[…] toute l’invention consiste à faire quelque chose de rien […) dit Racine dans la préface de « Bérénice » et à Romeo Castellucci de traiter alors la tragédie en objet post conceptuel majestueux.
Déconstruction assurée d’une étude profonde du poème savamment construit par Racine, la pièce, entre élégie et mélopée est une déclaration d’amour foudroyante à l’art théâtral le plus pur, celui sans coups de poignard ni œil crevé.
Dans un temple des mots, oublions les symboles du temple des Muses, toujours en nombre chez Castellucci, et surtout ses vaines explications, ou considérons-les tels éléments de décor tout comme les mots mêmes, le pur théâtre est perverti d’une dimension opératique où ces mots, devenus sons, sont magistralement autotunés – et ce n’est pas duperie mais émancipation –, délivrés, déclamés, voire débités, forcément inaccessibles, comme l’impose l’abstraction. Après eux, gestes et signes comme les symboles, également ne sont pas à déchiffrer, pour mieux se satisfaire du temps qu’ils dilatent, du transport qu’ils opèrent au cœur de ce qui fait théâtre jusqu’à réveiller la beauté en chutes de drapés célestes des rideaux, à l’italienne, qui, au final, se fermeront à la grecque.
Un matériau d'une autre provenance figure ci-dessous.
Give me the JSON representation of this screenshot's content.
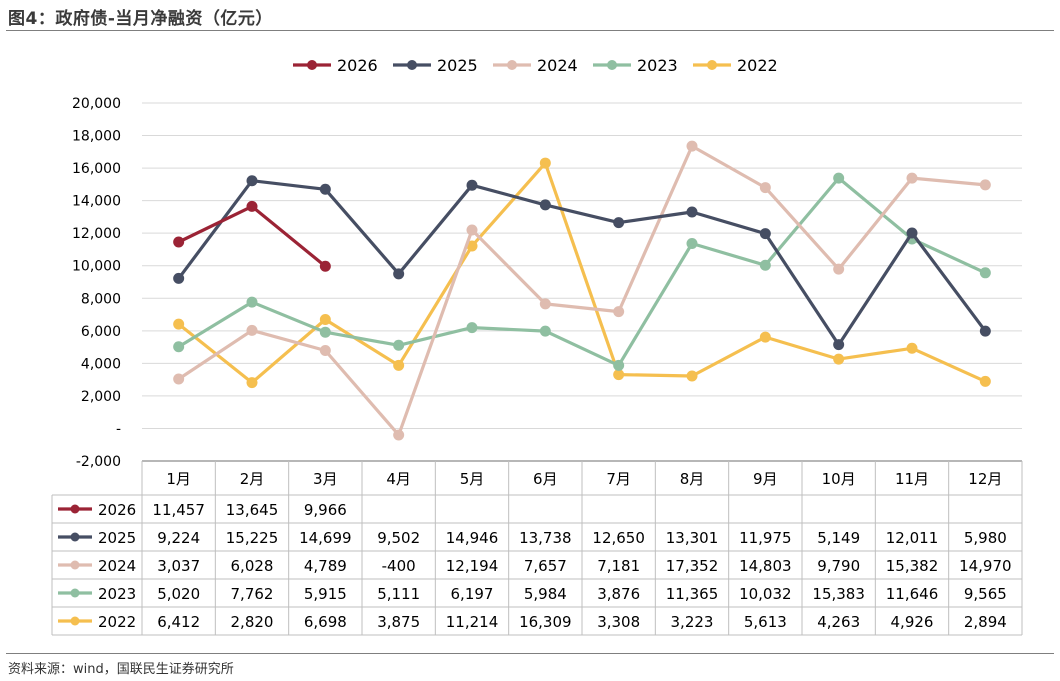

Cette espèce de liturgie fait aussi pont entre contemporanéité et racines archaïques.
Dans les rangées autour de moi, on devine la déception des amateurs d’histoires contées, fictions improbables de préférence, ceux-là mêmes qui ont fait la surcote d’Anatomie d’une chute, à titre d’exemple récent, qui au moins voudraient « comprendre ». Funeste idée, ils vivent un drame !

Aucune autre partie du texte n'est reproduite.